If you could put that setting inside the language specific ones OF the workspace settings, it should be great! Then the extension could be capable of dynamically setting this, I think?

aamarks commented 5 years ago

I think most of the use cases are covered already by individual token settings and workspace settings that already work. Pretty reasonable to just set the theme for the workspace you use for C+ files differently from the workspace for JS projects.

It would be more obvious you can do that if the menu for file : prefences : color theme just opened the settings editor to workbench:color theme where most know you can select user or workspace instead of opening the Command drop-down. Much easier to cycle through various themes from the settings editor also.

ndac-todoroki commented 5 years ago

I think most of the use cases are covered already by individual token settings and workspace settings that already work. Pretty reasonable to just set the theme for the workspace you use for C+ files differently from the workspace for JS projects.

I think many workspace includes several languages, especially Markdown. Many people in this thread are wanting to change color themes for markdown.

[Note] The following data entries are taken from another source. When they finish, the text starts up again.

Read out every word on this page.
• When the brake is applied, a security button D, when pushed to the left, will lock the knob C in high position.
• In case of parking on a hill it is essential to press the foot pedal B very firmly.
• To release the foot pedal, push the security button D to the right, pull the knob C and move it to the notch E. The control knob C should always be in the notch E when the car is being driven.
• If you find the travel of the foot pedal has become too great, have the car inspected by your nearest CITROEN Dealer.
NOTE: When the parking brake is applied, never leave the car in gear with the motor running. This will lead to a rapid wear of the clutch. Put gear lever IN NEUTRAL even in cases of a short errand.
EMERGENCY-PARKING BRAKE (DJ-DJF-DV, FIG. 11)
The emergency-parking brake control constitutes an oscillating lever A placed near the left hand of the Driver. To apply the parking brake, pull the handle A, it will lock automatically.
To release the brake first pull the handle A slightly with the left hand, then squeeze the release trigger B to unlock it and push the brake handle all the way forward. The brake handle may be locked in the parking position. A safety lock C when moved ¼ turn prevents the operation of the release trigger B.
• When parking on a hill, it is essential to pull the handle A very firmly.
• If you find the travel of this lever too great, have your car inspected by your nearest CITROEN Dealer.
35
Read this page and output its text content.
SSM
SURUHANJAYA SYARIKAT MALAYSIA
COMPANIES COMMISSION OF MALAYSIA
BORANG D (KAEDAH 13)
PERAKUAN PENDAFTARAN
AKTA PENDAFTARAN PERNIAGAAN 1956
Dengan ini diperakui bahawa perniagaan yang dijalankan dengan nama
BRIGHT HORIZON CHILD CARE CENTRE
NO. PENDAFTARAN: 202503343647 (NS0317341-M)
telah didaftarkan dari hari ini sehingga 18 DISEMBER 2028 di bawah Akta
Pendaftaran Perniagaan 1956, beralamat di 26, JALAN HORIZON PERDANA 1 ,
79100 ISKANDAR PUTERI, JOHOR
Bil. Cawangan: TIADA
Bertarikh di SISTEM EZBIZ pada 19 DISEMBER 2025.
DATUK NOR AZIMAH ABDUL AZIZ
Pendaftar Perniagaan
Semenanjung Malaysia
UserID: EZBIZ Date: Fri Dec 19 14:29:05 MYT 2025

aamarks commented 5 years ago

You're right. While you can change font and some color for some differentiation in languages, you can't swap light/dark within the same workspace without an extension like jsaulou's.

liuyxpp commented 5 years ago

Still waiting. I'd like Markdown/LaTeX and any other text based files to be rendered with LIGHT color scheme (I don't care the whole scheme, i.e. sidebar, menu, etc.), while using DARK color scheme for programming languages.